Sometimes the infantryman wondered whether, even if the essential reinforcements arrived, they would ensure victory. On this point it is difficult to judge. The home Government had committed itself to the project of an offensive on the Western Front in the autumn of 1915, in spite of the huge obstacles that confronted the Allies in that theatre of war. The tactics of the period did not even organise trench raids.

The memory that dominates all recollections of Gallipoli is that of the grandeur of the British soldier. Though he took no part in the miracle of the landings, the East Lancashire Territorial proved himself worthy of comradeship with even "the incomparable 29th Division." He ranked with the Anzac and the Lowland Scot in the great adventure.
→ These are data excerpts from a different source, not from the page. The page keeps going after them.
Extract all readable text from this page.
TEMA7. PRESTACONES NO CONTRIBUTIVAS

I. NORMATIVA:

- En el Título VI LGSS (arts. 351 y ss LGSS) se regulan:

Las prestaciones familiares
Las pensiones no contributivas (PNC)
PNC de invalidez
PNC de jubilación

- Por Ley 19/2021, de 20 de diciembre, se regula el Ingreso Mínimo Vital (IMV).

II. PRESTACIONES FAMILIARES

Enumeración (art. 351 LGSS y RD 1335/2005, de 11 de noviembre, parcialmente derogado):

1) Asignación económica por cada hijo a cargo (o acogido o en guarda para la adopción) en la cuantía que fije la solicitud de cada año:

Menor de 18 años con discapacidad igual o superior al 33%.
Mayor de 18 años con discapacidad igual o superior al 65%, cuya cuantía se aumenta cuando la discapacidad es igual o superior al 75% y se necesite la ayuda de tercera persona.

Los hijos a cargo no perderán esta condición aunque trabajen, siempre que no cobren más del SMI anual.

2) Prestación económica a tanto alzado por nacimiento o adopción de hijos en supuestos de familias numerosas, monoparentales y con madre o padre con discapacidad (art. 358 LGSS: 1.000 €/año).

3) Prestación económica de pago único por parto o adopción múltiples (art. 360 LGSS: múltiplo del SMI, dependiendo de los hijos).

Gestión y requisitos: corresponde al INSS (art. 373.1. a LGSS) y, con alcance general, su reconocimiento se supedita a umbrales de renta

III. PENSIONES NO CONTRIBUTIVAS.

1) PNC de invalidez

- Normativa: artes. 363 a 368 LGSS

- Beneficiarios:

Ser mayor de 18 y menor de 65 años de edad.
The original 1st-line of our Battalion were really destroyed in Turkey with their comrades of the same Brigade, but their gallantry in the early assaults and their inflexible fortitude in the trenches—pestered by flies, enfeebled by dysentery, stinted of water, and worn out by hardships—are a lasting title to honour.

Their story, as told in the pages of the Sentry, was read by General Wingate a few months later "with mixed feelings of joy and sorrow—sorrow for the many good friends who have laid down their lives for their King and Country, and joy that it has fallen to the lot of the gallant Battalion, of which I have the honour to be Colonel, to have behaved so gloriously in one of the hardest and most deadly campaigns in which British troops have ever been engaged."

It is a source of pride to have known and lived with such men.